No code updates in dittoSeq v1.10 & v1.12 (Bioconductor 3.16 & 3.17)
  • Bioconductor-maintained version number updates only
Updates in dittoSeq v1.8 (Bioconductor 3.15)
  • Added 'randomize' option for 'order' input of 'dittoDimPlot()' and 'dittoScatterPlot()'
Updates in dittoSeq v1.6 (Bioconductor 3.14)
  • Vignette Update: Added a 'Quick-Reference: Seurat<=>dittoSeq' section.

  • Build & Test Infrastructure Update: Removed Seurat dependency from all build and test materials by removing Seurat code from the vignette and making all unit-testing of Seurat interactions conditional on both presence of Seurat and successful SCE to Seurat cnversion.

  • Bug Fixes:

    1. Fixed dittoFreqPlot calculation machinery to properly target all cell types but only necessary groupings for every sample. Removed the 'retain.factor.levels' input because proper calculations treat 'var'-data as a factor, and groupings data as non-factor.
    2. Allowed dittoHeatmap() to properly 'drop_levels' of annotations by ensuring 'annotation_colors' is not populated with colors for empty levels which would be dropped.
    3. Made 'do.label' machinery of scatter plots robust to NAs.
Updates in dittoSeq v1.4 (Bioconductor 3.13)
  • Added 1 New Visualization Function: dittoFreqPlot():
    • Combines the population frequency summarization of dittoBarPlot() with the plotting style of dittoPlot() to enable per-population, per-sample, per-group frequency comparisons which focus on individual cell types / clusters!
  • Improved & expanded faceting capabilities with split.by inputs:
    • Added split.by to functions which did not have it: dittoBarPlot(), dittoDotPlot(), and dittoPlotVarsAcrossGroups()
    • Added split.adjust input to allow tweaks to the underlying facet_grid() and facet_wrap() calls.
    • Better compatibility with other features
      • works with labeling of Dim/Scatter plots
      • new split.show.all.others input now controls whether the full spectrum of points, versus just points excluded with cells.use, will be shown as light gray in the background of Dim/Scatter facets.
  • Improved dittoPlot()-plotting engine:
    • y-axis plotting:
      • geom dodging when color.by is used to add subgroupings now works for jitters too.
      • added a boxplot.lineweight control option.
    • x-axis / ridge-plotting:
      • Added an alternative histogram-shaping option (Try adding ridgeplot.shape = "hist"!)
      • Better use of white space (via adjustments to default plot grid expansion & exposure of a ridgeplot.ymax.expansion input to allow user override.)
  • Improved ordering capability for dittoHeatmap() & dittoBarPlot():
    • dittoHeatmap(): You can now give many metadata to order.by and it will use them all, prioritizing earliest items
    • dittoBarPlot(): Factor-level ordering can now be retained in dittoBarPlot for var and group.by data, a typically expected behavior, by setting a new input retain.factor.levels = TRUE.
  • Added interaction with rowData of SE and SCEs:
    • swap.rownames input allows indication of genes/rows by non-default rownames.
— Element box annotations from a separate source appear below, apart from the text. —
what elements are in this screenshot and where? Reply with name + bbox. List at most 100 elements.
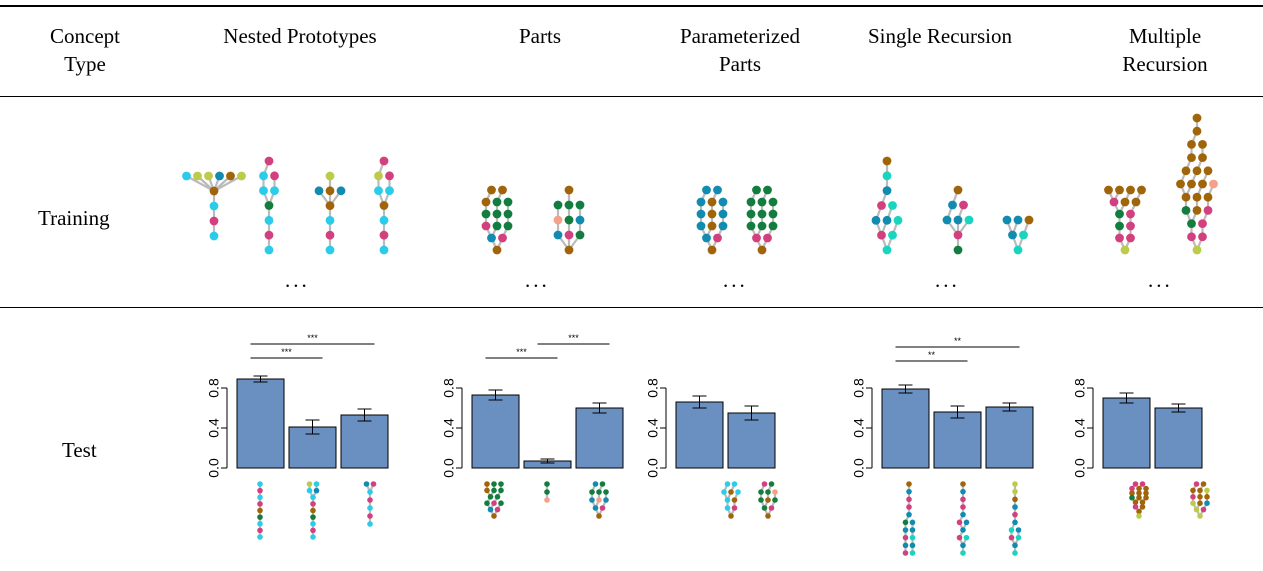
ellipsis-parameterized-parts: ... xyxy=(723,268,748,292)
tree-node xyxy=(259,171,268,181)
tree-node xyxy=(237,171,246,181)
tree-node xyxy=(882,245,892,255)
tree-node xyxy=(1143,494,1149,501)
tree-node xyxy=(1187,219,1196,229)
tree-node xyxy=(264,201,274,210)
tree-node xyxy=(763,185,772,195)
tree-node xyxy=(599,481,606,487)
tree-node xyxy=(757,221,767,231)
tree-node xyxy=(1197,513,1203,519)
tree-node xyxy=(960,481,966,487)
tree-node xyxy=(367,497,373,503)
tree-node xyxy=(182,171,191,181)
bar xyxy=(1154,407,1203,469)
tree-node xyxy=(1190,500,1196,507)
tree-node xyxy=(902,527,909,533)
tree-node xyxy=(204,171,213,181)
tree-node xyxy=(325,186,335,196)
column-header-nested-prototypes: Nested Prototypes xyxy=(223,24,377,48)
tree-node xyxy=(1187,153,1196,163)
tree-node xyxy=(1136,485,1142,492)
y-tick-label: 0.0 xyxy=(851,458,867,478)
top-rule xyxy=(0,5,1263,7)
tree-node xyxy=(491,487,497,494)
tree-node xyxy=(481,209,491,219)
tree-node xyxy=(960,488,966,495)
tree-node xyxy=(325,216,335,225)
tree-node xyxy=(1190,487,1196,494)
tree-node xyxy=(1139,481,1146,487)
tree-node xyxy=(942,215,952,225)
tree-node xyxy=(1126,185,1135,195)
tree-node xyxy=(1012,496,1018,503)
row-divider xyxy=(0,307,1263,308)
tree-node xyxy=(306,481,313,487)
tree-node xyxy=(257,534,263,540)
tree-node xyxy=(589,497,595,503)
column-header-parts: Parts xyxy=(519,24,561,48)
header-rule xyxy=(0,96,1263,97)
tree-node xyxy=(1209,179,1218,189)
tree-node xyxy=(721,489,727,495)
tree-node xyxy=(731,481,738,487)
tree-node xyxy=(481,197,491,207)
tree-node xyxy=(385,171,394,181)
tree-node xyxy=(257,487,263,494)
tree-node xyxy=(906,504,912,510)
tree-node xyxy=(336,186,346,196)
tree-node xyxy=(498,185,507,195)
tree-node xyxy=(1192,192,1202,202)
tree-node xyxy=(264,156,274,166)
tree-node xyxy=(1126,221,1135,231)
tree-node xyxy=(1120,197,1130,207)
significance-label: *** xyxy=(281,347,292,357)
tree-node xyxy=(1203,166,1213,176)
tree-node xyxy=(956,519,963,526)
tree-node xyxy=(484,500,490,507)
tree-node xyxy=(713,233,722,243)
tree-node xyxy=(492,197,502,207)
tree-node xyxy=(909,519,916,526)
tree-node xyxy=(484,481,490,487)
tree-node xyxy=(902,550,909,556)
tree-node xyxy=(1139,504,1146,510)
tree-node xyxy=(761,481,768,487)
tree-node xyxy=(882,171,892,181)
tree-node xyxy=(379,215,389,225)
tree-node xyxy=(325,245,335,255)
tree-node xyxy=(259,186,268,196)
tree-node xyxy=(1012,511,1018,518)
tree-node xyxy=(757,209,767,219)
tree-node xyxy=(310,494,316,501)
tree-node xyxy=(564,245,574,255)
tree-node xyxy=(960,550,966,556)
significance-label: *** xyxy=(307,333,318,343)
tree-node xyxy=(1013,215,1023,225)
tree-node xyxy=(1132,481,1139,487)
tree-node xyxy=(765,497,771,503)
tree-node xyxy=(1120,245,1130,255)
tree-node xyxy=(960,496,966,503)
tree-node xyxy=(1143,485,1149,492)
tree-node xyxy=(707,209,717,219)
tree-node xyxy=(310,534,316,540)
tree-node xyxy=(1187,232,1196,242)
tree-node xyxy=(953,215,963,225)
tree-node xyxy=(696,197,706,207)
tree-node xyxy=(718,221,728,231)
tree-node xyxy=(209,216,219,226)
tree-node xyxy=(1136,508,1142,515)
tree-node xyxy=(596,497,602,503)
tree-node xyxy=(367,505,373,511)
tree-node xyxy=(882,186,892,196)
tree-node xyxy=(768,197,778,207)
tree-node xyxy=(325,171,335,181)
tree-node xyxy=(877,230,886,240)
tree-node xyxy=(1129,494,1135,501)
tree-node xyxy=(959,200,968,210)
tree-node xyxy=(1015,534,1022,541)
tree-node xyxy=(1192,206,1202,215)
tree-node xyxy=(1024,215,1034,225)
tree-node xyxy=(765,513,771,519)
tree-node xyxy=(379,201,389,210)
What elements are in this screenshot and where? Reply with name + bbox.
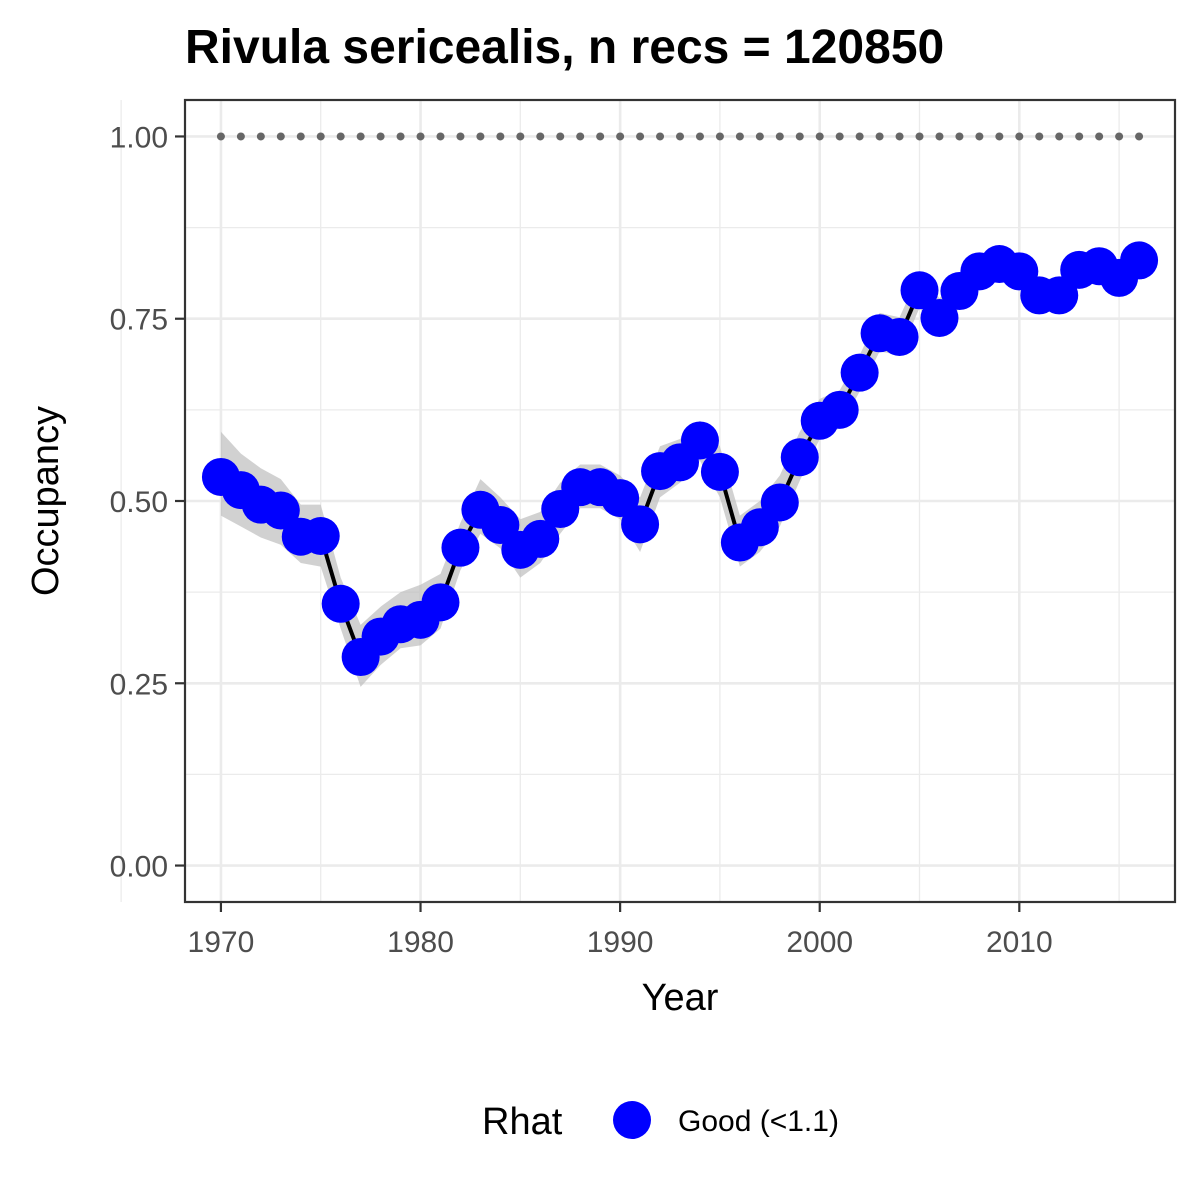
data-point xyxy=(1120,241,1159,280)
reference-dot xyxy=(436,132,445,141)
reference-dot xyxy=(536,132,545,141)
reference-dot xyxy=(296,132,305,141)
y-axis-title: Occupancy xyxy=(25,406,67,596)
reference-line xyxy=(216,132,1144,141)
data-point xyxy=(760,483,799,522)
reference-dot xyxy=(795,132,804,141)
reference-dot xyxy=(1095,132,1104,141)
y-tick-label: 0.25 xyxy=(110,668,168,701)
reference-dot xyxy=(975,132,984,141)
data-point xyxy=(820,390,859,429)
x-tick-label: 1990 xyxy=(587,926,654,959)
reference-dot xyxy=(715,132,724,141)
reference-dot xyxy=(656,132,665,141)
reference-dot xyxy=(516,132,525,141)
reference-dot xyxy=(835,132,844,141)
reference-dot xyxy=(676,132,684,141)
reference-dot xyxy=(496,132,505,141)
data-point xyxy=(321,584,360,623)
reference-dot xyxy=(955,132,964,141)
reference-dot xyxy=(775,132,784,141)
reference-dot xyxy=(356,132,365,141)
reference-dot xyxy=(1135,132,1144,141)
data-point xyxy=(840,353,879,392)
legend: Rhat Good (<1.1) xyxy=(482,1101,839,1143)
data-point xyxy=(621,505,660,544)
reference-dot xyxy=(755,132,764,141)
reference-dot xyxy=(1115,132,1124,141)
data-point xyxy=(521,519,560,558)
reference-dot xyxy=(815,132,824,141)
x-tick-label: 1970 xyxy=(188,926,255,959)
x-axis-title: Year xyxy=(642,977,719,1019)
reference-dot xyxy=(396,132,405,141)
reference-dot xyxy=(735,132,744,141)
reference-dot xyxy=(216,132,225,141)
data-point xyxy=(441,528,480,567)
data-points xyxy=(201,241,1159,677)
chart-title: Rivula sericealis, n recs = 120850 xyxy=(185,21,944,74)
reference-dot xyxy=(1015,132,1024,141)
reference-dot xyxy=(1075,132,1084,141)
reference-dot xyxy=(476,132,485,141)
reference-dot xyxy=(596,132,605,141)
reference-dot xyxy=(995,132,1004,141)
legend-title: Rhat xyxy=(482,1101,563,1143)
reference-dot xyxy=(895,132,904,141)
reference-dot xyxy=(915,132,924,141)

E.g. for an object with Ensembl_IDs as the default and a rowData column named 'symbol' that contains gene symbols, those symbols can be used via dittoFunction(..., var = "<gene_symbol>", swap.rownames = "symbol").
  • Quality of Life improvements:
    • Standardized data.out & do.hover interplay to allow both plotly conversion and data output.
    • Documentation Updates
Updates in dittoSeq v1.2 (Bioconductor 3.12)
  • Added 3 New Visualization Functions, dittoDotPlot(), dittoDimHex() & dittoScatterHex().
  • Expanded SummarizedExperiment compatibility across the entire toolset.
  • Added ComplexHeatmap integration to dittoHeatmap(), controlled by a new input, complex.
  • Added Rasterization for improved image editor compatibility of complex plots. (See the dedicated section in the vignette for details.)
  • Added labels.split.by input & do.contour, contour.color, and contour.linetype inputs to scatter/dim-plots.
  • Added order input to scatter/dim-plots for control of plotting order.
  • Added metas input for displaying such data with dittoHeatmap().
  • Added adjustment input to meta(), which works exactly as in gene() (but this is not yet implemented within data grab of visualization functions).
  • Added adj.fxn input to meta() and gene() for added control of how data might be adjusted (but this is not yet implemented within data grab of visualization functions).
  • Replaced (deprecated) highlight.genes input with highlight.features in dittoHeatmap().
  • Replaced (deprecated) OUT.List input with list.out for all multi_* plotters.
Updates in dittoSeq v1.0 (Bioconductor 3.11)
  • Submitted to Bioconductor

Color Blindness Compatibility:

The default colors of this package are meant to be color blind friendly. To make it so, I used the suggested colors from this source: Wong B, "Points of view: Color blindness." Nature Methods, 2011 and adapted them slightly by appending darker and lighter versions to create a 24 color vector. All plotting functions use these colors, stored in dittoColors(), by default. Also included is a Simulate() function that allows you to see what your function might look like to a colorblind individual. For more info on that, see the Color blindness Friendliness section below

Demuxlet Tools

Included in this package currently are a set of functions to facilitate Mux-seq applications. For information about how to use these tools, see the Demuxlet section down below. For more information on Demuxlet and Mux-sequencing, see the Demuxlet GitHub Page. (Impetus: Many Mux-seq experiments will involve generating the side-by-side bulk and single-cell RNAseq data like the rest of the package is built for.)

Installation:

### For R-4.0 users:
if (!requireNamespace("BiocManager", quietly = TRUE))
    install.packages("BiocManager")

BiocManager::install("dittoSeq")

### For users with older versions of R:
# BiocManager will not let you install the pre-compiled version, but you can
# install directly from this GitHub via:
if (!requireNamespace("devtools", quietly = TRUE))
    install.packages("devtools")

devtools::install_github("dtm2451/dittoSeq")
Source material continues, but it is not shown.